Still, Thalken pointed out that acute-to-post-acute care patient transitions are bogged down by manual processes. She said recent research shows that 36% of acute care providers still use manual-only strategies to coordinate patient transitions, while 62% of post-acute care facilities rely on phone calls between case workers to transfer patient information and other clinical details.

 

However, demand for technology that streamlines hospital-to-post-acute care transitions is on the rise.

 

“COVID-19 has highlighted the need for automation and interoperability to care for patients,” said Thalken. “Using automation in the post-acute care referral workflow reduces waste, redundancy, rework, and the likelihood of error. It also can reduce avoidable readmissions, length of stay and operating costs associated with avoidable days.
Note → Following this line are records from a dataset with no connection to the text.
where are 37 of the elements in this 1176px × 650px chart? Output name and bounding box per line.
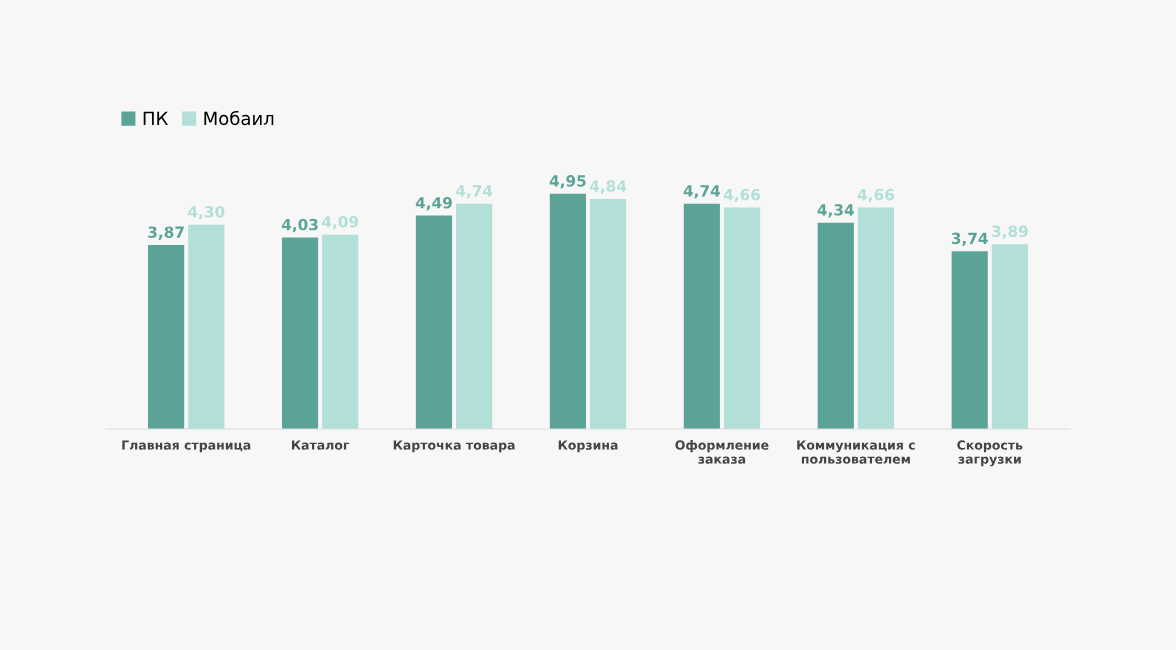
data-label: 4,66 bbox=[857, 188, 894, 203]
bar bbox=[817, 222, 854, 429]
x-tick-label: Главная страница bbox=[122, 440, 251, 453]
bar bbox=[549, 193, 586, 429]
data-label: 4,49 bbox=[415, 196, 452, 211]
data-label: 4,66 bbox=[723, 188, 761, 203]
legend-label: ПК bbox=[143, 111, 168, 125]
data-label: 4,34 bbox=[817, 204, 854, 218]
data-label: 3,87 bbox=[148, 226, 184, 240]
bar bbox=[281, 237, 319, 429]
x-tick-label: Каталог bbox=[291, 440, 350, 450]
data-label: 4,84 bbox=[589, 180, 627, 194]
bar bbox=[415, 215, 453, 429]
bar bbox=[456, 203, 493, 429]
legend-label: Мобаил bbox=[204, 110, 274, 126]
bar bbox=[188, 224, 225, 429]
x-tick-label: Оформление заказа bbox=[675, 440, 769, 464]
x-tick-label: Коммуникация с пользователем bbox=[797, 440, 915, 464]
x-tick-label: Карточка товара bbox=[393, 440, 515, 453]
bar bbox=[590, 198, 627, 429]
bar bbox=[148, 245, 185, 429]
bar bbox=[683, 203, 720, 429]
bar bbox=[723, 207, 761, 429]
x-tick-label: Скорость загрузки bbox=[957, 440, 1023, 467]
bar bbox=[857, 207, 895, 429]
bar bbox=[322, 234, 359, 429]
data-label: 4,09 bbox=[322, 215, 359, 230]
data-label: 4,03 bbox=[281, 218, 318, 233]
bar bbox=[991, 244, 1028, 429]
data-label: 4,74 bbox=[683, 185, 720, 199]
data-label: 4,95 bbox=[549, 175, 586, 189]
data-label: 3,89 bbox=[992, 225, 1028, 239]
bar bbox=[951, 251, 988, 429]
data-label: 3,74 bbox=[951, 232, 988, 247]
x-tick-label: Корзина bbox=[558, 440, 618, 453]
data-label: 4,30 bbox=[188, 205, 225, 220]
data-label: 4,74 bbox=[456, 185, 493, 199]
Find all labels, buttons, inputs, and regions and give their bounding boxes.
The clerical burden is also dramatically reduced from an average of 20 hours per planner per week to about three hours per planner per week or less.”

 

Thalken said in one case study, a safety-net hospital using automation technology dropped from 4,800 to 3,800 excessive days per year, a 25% reduction that yielded $500,000 in net savings.

 

Preparing for more change

The COVID-19 pandemic rapidly changed—and continues to change—the way hospitals think about discharging their patients.

 

“One of the results of the capacity crunch in hospitals is that those traditional boundaries of post-acute providers were broken,” said Thalken.

 

This will continue to shift discharge patterns as the industry begins to recover from COVID-19’s immediate impact.

 

“As the industry continues to pivot, digital transformation initiatives and real-time information sharing are absolutely essential to well-managed transitions of care in the new normal,” she concluded.